Knowledge and Representation of Human Beings

by Albert Newen

How do we understand other human beings? For decades we had an intense debate between Theory-Theory and Simulation-Theory which stands in the background of the presentation. The most important progress during the last few years was made by Goldman’s recent detailed presentation of his Simulation Theory (Goldman 2006) and by Gallagher (2008) who argues for a revival of the phenomenological thesis that we directly perceive mental states of others. The aim of the presentation is to criticize both proposals and argue for a new theoretical approach to account for our understanding of other minds: the person model theory.

I suggest that we develop ‘person models’ of ourselves, of other individuals and of groups of persons. These person models are constructed on the basis of perceiving human beings and their activities. The person models are the basis for the registration and evaluation of persons having mental as well as physical properties. Since there are two ways of understanding other minds (non-conceptual and conceptual mindreading), we propose that there are two kinds of person models: Very early in life we develop non-conceptual person schemata: A person schema is a system of sensory-motor abilities and basic mental dispositions related to one human being while the schema functions without awareness and is realized by (relatively) modular information processes. Step by step we also develop person images: A person image is a system of consciously registered mental and physical dispositions as well as situational experiences (like perceptions, emotions, attitudes, etc.) related to one human being. Person models are created for other people but also for myself. A person schema is sufficient to allow newborn babies to distinguish persons from inanimate objects, manifested in neonate imitation, which is also sufficient for seven month old babies to separate persons from animals (Pauen 2000). Furthermore, we notice a non-conceptual understanding of other minds by unconsciously registering someone’s position of her head as signalling sympathy. Those registrations are part of a situational person schema which influences our interaction even though we are not consciously aware of these features. On the basis of such non-conceptual person schemata, young children learn to develop conceptual person images. These are models of individual subjects which may include names, descriptions, stories and whole biographies involving both mental and physical dispositions as well as manifestations. Person images are essentially developed not only by observations but also by telling, exchanging and creating stories (or ‘narratives’).

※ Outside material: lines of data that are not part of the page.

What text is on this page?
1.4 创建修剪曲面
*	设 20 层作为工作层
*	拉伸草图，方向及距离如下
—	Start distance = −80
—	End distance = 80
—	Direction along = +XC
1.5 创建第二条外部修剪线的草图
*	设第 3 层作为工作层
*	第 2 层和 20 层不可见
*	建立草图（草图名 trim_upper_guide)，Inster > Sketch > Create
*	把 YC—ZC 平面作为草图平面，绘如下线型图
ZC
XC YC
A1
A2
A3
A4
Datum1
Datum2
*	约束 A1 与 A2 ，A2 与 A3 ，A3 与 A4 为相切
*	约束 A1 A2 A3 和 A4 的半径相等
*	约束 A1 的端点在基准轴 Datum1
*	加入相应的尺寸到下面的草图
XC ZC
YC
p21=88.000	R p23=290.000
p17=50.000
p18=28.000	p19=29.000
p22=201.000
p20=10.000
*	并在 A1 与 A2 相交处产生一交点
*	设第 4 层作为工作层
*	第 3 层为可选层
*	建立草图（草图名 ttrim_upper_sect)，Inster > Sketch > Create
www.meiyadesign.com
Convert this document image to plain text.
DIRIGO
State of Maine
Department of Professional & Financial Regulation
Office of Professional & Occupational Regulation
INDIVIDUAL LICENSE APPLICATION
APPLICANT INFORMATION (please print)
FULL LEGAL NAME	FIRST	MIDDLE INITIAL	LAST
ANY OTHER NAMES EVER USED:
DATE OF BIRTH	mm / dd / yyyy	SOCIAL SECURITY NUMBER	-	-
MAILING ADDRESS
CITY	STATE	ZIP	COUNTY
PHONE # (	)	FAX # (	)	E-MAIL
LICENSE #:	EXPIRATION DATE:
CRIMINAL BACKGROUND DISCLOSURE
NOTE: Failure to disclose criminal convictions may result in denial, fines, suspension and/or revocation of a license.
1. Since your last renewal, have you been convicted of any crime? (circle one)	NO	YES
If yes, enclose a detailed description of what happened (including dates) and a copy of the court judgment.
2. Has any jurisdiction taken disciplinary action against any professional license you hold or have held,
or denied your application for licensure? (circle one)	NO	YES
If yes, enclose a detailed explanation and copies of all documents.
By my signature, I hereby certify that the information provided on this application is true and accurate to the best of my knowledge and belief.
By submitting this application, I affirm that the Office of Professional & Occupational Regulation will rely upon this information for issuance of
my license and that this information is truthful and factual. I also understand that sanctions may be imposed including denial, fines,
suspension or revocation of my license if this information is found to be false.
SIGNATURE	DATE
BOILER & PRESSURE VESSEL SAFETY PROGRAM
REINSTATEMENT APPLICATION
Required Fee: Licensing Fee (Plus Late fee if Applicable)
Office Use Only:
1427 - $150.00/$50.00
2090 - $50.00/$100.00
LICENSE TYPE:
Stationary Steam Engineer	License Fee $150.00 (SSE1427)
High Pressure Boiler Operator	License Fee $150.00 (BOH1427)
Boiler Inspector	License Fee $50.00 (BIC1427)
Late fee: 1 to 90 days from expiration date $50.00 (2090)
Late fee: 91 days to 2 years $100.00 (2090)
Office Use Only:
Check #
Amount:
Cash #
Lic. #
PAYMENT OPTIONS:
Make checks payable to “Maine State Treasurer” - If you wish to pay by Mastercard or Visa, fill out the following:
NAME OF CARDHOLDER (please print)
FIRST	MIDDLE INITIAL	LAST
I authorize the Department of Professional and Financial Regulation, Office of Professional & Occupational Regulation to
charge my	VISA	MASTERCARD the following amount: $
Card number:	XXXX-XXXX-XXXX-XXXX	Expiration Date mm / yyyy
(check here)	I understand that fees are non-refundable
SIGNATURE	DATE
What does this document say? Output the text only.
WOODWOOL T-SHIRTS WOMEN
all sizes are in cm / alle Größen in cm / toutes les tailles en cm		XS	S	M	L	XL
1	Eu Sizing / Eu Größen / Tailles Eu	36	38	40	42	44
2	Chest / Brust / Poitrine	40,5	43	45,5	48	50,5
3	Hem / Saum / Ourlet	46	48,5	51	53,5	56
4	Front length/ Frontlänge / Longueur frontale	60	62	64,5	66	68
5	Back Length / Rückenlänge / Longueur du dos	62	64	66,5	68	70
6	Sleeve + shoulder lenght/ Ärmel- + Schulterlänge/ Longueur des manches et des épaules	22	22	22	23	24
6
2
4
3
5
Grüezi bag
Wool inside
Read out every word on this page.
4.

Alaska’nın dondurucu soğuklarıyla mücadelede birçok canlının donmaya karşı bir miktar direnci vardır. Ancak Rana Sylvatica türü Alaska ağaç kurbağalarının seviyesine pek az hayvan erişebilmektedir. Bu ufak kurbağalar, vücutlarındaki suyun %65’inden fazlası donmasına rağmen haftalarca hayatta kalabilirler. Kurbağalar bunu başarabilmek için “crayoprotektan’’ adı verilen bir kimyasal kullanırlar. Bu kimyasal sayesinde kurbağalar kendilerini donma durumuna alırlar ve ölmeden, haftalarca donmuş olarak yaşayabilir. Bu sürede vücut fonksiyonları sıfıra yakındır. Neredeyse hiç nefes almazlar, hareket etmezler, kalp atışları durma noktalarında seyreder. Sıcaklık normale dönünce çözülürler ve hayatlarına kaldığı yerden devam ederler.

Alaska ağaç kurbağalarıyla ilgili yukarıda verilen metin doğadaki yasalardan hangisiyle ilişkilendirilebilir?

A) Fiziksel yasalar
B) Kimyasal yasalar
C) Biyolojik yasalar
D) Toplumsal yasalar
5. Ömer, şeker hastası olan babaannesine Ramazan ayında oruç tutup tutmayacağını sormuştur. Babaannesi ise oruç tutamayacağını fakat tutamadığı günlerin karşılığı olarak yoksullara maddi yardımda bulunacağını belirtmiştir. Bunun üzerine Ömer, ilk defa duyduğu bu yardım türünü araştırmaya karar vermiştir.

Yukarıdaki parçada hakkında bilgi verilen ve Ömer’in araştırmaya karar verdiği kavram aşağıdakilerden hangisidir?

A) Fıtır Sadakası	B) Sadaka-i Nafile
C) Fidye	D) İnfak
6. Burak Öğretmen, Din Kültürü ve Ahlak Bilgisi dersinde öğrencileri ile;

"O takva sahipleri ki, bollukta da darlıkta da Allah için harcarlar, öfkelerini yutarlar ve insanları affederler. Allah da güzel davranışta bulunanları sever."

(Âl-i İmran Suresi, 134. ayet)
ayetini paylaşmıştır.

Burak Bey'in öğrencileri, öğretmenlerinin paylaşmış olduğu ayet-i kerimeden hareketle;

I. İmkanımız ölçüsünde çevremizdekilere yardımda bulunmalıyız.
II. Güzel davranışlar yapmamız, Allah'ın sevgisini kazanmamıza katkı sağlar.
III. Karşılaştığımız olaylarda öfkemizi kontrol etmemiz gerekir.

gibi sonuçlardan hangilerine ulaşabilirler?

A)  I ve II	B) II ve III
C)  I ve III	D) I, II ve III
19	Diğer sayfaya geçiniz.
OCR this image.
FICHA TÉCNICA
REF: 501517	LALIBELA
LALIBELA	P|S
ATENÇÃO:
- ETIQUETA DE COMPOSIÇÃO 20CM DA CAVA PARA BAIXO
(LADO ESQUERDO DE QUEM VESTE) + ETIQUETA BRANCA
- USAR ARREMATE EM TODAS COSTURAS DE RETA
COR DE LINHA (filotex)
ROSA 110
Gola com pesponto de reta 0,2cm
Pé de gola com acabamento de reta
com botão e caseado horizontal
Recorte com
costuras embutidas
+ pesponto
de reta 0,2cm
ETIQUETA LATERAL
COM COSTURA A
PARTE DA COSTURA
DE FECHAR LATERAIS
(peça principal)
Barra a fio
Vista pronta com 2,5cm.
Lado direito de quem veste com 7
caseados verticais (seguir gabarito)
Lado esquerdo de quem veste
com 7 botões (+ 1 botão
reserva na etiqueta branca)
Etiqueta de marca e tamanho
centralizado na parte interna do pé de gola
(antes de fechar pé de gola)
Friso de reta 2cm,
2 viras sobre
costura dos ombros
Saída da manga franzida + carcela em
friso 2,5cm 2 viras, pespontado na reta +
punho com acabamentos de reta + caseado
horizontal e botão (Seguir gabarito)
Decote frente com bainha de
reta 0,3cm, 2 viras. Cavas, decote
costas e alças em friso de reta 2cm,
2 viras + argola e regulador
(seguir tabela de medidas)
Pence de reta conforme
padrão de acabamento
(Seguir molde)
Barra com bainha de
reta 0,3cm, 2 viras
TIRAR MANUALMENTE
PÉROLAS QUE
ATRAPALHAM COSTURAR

Person schemata are closely related with basic perceptual processes. Therefore, I adopt Gallagher’s view that we can sometimes just directly perceive mental phenomena, but take it to be true only for basic mental phenomena. Person images presuppose higher-order cognitive processes including conceptual and propositional representations, underlying a conscious evaluation of the observations. Here our background knowledge plays an important role. It can be shown in detail that this view does not run into the problems of the alternative views. Furthermore, on the basis of this framework I can especially investigate the question of top-down influences on basic person perception: How do person images influence situational person schemata?